As soon as you open your eyes, make a quick but detailed list of what you're about to do, and describe the sensations those things will bring without using any negative descriptors. For example, "I'm going to pull off my clean sheets, put my feet on the soft carpet, put on my comfy robe, walk into the bright bathroom, pick up my shiny toothbrush..." etc. Fight every urge to describe anything negatively. Your fearful mind will probably take the opportunity to chime in with descriptions like "the cold floor" or "the dirty bathroom," but you're going to fight it with positive, true, thoughts! Be sure not to embellish or be dishonest about your positive words. Don't be sarcastic with yourself. If in your list of tasks you can truly think of nothing positive about a certain step, simply skip the positive description, and just use a fact to describe it like, "pick up my blue toothbrush," "take a 15 minute shower." Don't go any farther than a list of 10 things... as soon as you've hit number 10, hop out of bed, and concentrate your attention on the descriptors you just gave to those steps. Feel how soft the carpet is, feel how comfy the robe is, see how bright the bathroom is. The goal is to distract fantasy with reality, and then activate it in your senses.

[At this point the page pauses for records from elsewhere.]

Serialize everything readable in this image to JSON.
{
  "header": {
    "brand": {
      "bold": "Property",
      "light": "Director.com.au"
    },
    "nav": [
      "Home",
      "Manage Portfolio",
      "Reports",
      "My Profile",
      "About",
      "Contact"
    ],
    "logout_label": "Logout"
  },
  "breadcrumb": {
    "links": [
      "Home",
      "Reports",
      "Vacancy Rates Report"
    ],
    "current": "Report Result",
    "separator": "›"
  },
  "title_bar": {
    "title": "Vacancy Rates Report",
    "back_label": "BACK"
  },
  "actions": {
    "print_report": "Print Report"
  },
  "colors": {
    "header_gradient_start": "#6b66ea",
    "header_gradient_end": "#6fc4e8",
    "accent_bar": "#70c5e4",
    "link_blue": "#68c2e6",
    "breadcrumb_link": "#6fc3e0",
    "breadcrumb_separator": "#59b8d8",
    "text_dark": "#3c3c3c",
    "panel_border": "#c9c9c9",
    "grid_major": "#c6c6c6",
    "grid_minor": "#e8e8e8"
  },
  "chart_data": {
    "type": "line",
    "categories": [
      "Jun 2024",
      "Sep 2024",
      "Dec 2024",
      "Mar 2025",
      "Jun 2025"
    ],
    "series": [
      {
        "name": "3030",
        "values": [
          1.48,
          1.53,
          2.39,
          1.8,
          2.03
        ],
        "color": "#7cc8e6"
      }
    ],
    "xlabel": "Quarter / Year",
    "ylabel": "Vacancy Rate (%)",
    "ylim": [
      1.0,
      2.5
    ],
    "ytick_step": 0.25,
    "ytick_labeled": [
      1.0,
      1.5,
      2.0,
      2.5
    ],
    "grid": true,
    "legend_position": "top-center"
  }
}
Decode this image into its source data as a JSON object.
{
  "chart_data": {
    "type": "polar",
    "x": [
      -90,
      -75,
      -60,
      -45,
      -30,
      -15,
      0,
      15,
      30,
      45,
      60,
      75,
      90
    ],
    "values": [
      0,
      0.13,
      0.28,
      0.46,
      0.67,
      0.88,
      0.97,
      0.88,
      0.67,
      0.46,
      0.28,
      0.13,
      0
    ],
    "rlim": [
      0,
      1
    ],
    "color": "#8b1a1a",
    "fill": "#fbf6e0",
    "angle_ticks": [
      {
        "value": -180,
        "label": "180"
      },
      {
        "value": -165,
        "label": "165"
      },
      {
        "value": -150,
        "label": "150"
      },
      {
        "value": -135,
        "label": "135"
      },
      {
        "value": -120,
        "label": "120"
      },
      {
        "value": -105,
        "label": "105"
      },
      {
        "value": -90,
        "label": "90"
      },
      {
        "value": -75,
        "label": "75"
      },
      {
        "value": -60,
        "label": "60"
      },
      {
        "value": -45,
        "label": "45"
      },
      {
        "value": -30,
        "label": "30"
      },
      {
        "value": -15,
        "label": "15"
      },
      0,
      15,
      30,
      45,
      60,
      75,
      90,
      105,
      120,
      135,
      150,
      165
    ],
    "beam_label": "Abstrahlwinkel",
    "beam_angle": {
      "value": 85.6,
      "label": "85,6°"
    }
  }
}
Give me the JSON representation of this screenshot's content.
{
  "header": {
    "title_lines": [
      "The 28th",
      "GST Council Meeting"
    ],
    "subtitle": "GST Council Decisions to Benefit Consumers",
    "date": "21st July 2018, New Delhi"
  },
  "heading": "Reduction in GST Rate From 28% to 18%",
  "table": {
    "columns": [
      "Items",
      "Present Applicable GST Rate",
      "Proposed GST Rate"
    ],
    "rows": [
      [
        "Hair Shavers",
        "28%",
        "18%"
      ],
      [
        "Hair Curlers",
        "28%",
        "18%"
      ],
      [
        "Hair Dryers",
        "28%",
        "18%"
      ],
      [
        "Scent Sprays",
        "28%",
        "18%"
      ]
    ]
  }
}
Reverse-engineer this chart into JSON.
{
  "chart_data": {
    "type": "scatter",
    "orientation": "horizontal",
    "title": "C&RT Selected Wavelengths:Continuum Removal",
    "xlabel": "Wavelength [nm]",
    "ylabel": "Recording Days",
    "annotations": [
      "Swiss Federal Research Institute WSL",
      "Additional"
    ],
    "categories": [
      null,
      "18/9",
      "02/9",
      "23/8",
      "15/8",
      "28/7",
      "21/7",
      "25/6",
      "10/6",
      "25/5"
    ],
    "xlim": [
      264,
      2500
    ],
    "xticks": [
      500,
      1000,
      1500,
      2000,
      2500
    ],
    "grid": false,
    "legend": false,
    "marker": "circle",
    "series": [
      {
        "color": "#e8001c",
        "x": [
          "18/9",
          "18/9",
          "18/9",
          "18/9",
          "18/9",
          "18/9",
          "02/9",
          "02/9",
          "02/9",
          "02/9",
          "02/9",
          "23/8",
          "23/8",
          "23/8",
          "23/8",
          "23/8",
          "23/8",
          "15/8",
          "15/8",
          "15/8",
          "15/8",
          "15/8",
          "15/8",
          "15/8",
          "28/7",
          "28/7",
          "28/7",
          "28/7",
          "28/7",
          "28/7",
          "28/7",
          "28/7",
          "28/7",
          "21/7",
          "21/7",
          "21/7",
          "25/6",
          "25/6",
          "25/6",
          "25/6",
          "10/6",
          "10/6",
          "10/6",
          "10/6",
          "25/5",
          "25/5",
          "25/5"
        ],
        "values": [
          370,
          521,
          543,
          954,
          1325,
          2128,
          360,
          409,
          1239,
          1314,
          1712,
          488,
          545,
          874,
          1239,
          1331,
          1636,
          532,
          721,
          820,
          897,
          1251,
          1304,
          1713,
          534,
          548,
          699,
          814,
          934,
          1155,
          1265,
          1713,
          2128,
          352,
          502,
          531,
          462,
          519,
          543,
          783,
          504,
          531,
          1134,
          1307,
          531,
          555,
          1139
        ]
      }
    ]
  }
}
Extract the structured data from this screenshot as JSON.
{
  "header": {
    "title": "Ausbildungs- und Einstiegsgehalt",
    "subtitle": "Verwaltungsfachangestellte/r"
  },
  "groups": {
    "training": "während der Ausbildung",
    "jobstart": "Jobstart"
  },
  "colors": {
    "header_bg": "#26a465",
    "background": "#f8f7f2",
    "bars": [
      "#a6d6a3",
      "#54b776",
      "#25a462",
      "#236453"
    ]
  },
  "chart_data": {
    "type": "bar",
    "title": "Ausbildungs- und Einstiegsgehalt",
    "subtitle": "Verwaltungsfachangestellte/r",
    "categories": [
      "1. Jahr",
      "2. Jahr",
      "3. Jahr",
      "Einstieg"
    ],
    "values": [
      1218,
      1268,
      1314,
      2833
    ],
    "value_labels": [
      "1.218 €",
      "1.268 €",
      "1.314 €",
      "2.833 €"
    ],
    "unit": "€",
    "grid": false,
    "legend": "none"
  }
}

- Keep a piece of fruit or granola bar next to the bed

If you're morning anxiety is exacerbated (or even caused by) low blood sugar, immediately bite into an apple, a banana, or any fruit you like as soon as your wake up. Keep some right next to your bed. You can also grab for a health bar, or one of those great organic fruit roll-ups, and scarf it down as soon as you come to.

- Make sure your alarm clock is nice to you

If you're the kind of person who is afraid you won't wake up unless your alarm clock yells at you, or if you just use a clock radio turned to a boisterous talk radio station, try something less intense. You can try an app like "sleep cycle" for the iPhone which uses the accelerometer of the phone to wake you at your lightest sleep state in the span of a half hour. If you don't have a smart phone, find an alarm clock that allows you to play a song that you choose. Choose a sweet song that's gentle on your body. Make your reality more peaceful with peaceful music.

Again, the one and only goal is replacing negative fantasies with positive realities, and only you know what makes you feel best. Putting a personal twist on controlling you anxiety is far more effective than following a list of steps. Also keep in mind, when you put these kinds of steps into practice, you are indeed training the brain to stop this cycle of morning anxiety, especially when you couple these kinds of steps with your meditation practice. The goal is eventually to train the brain so well that you don't need to do these steps... but you're starting at the beginning, so go slowly, and steady, set your mind to locking itself to a positive reality, rather than fearing an imaginary fantasy.